Together, these artistic and literary references reveal that cannabis use may go back much further than we know, and only dissipated as the diaspora spread. Nonetheless, Jewish artists and intellectuals have remained dedicated advocates, perhaps due to long-term exclusion from commercial industry. From Carl Sagan and Ann Druyan to Walter Benjamin, Jewish literary luminaries share a joint defense of “high” culture, and a selection of their books in a glass case cleverly evokes a dispensary display. Allen Ginsberg and Bob Dylan likewise appear on the cover of High Times back issues, while a pop-up book of activist Jack Herer’s The Emperor Wears No Clothes puts a face to the name of a beloved sativa strain.

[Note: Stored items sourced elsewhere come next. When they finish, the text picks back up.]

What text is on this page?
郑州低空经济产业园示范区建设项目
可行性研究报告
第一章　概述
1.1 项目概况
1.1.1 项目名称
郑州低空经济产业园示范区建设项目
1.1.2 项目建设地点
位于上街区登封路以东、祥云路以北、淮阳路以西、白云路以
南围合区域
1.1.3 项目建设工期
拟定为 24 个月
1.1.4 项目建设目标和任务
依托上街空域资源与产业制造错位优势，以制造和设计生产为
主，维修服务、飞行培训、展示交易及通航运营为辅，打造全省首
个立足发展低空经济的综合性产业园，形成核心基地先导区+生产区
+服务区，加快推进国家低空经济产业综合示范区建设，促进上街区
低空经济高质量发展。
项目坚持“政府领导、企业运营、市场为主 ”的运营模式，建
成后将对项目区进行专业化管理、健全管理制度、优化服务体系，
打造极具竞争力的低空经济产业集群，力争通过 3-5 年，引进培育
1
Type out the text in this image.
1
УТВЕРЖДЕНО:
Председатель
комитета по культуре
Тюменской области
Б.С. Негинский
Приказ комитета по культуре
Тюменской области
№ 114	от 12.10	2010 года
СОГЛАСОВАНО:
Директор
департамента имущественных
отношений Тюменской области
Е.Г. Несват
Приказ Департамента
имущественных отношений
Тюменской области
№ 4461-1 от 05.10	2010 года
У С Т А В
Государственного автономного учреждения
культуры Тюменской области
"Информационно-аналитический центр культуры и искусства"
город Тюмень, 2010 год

Since opening last spring, Am Yisrael High has attracted significant media attention. Its opening reception had a line out the door, and New York-based “garbology” artist A.J. Weberman — who allegedly founded the first weed delivery service — distributed joints to visitors waiting outside. Portnoy’s efforts clearly hit on a need to redefine our understanding of weed culture. For that reason, his infographics gesture to prominent New Yorkers like Ginsberg and Dylan, but also lesser-known artists like jazz clarinetist Mezz Mezzrow, who became Louis Armstrong’s main dealer.
While these connections may seem obvious now, much of this history has been obscured by government propaganda and anti-Semitism. Across an entire wall, Richard Nixon rears his ugly head over a quote questioning why every legalization advocate is a Jew, lifted from the leaked Watergate tapes. Captured mere weeks before his War on Drugs declaration, the quote echoes fascist conspiracies about Judaism and power. In the context of this show, too, it exemplifies how US politicians manipulate half-truths to justify their prejudices.
These kinds of juxtapositions often work to Am Yisrael High’s favor in teasing out the contradictions of anti-pot ideology. So too does the show revive the radical spirit of 20th-century harm reductionists. Beneath a black Yippie flag, Portnoy cleverly places a 1971 political cartoon by underground artist Alan Shenker (under the pseudonym Yossarian) depicting an assassination attempt on Nixon. Wearing a “Stop the Pig, Serve the People” shirt, a zombie assailant fires his pistol while claiming that Groucho Marx sent him, perhaps spoofing Red Scare-era derangement. Donated to the YIVO by Weberman, this piece functions as a bold critique of elite paranoia amid today’s resurgence of anti-Semitic conspiracy.
Am Yisrael High: The Story of Jews and Cannabiscontinues at the YIVO Institute for Jewish Research (15 West 16th Street, Flatiron, Manhattan) through April. The exhibition was curated by Eddy Portnoy.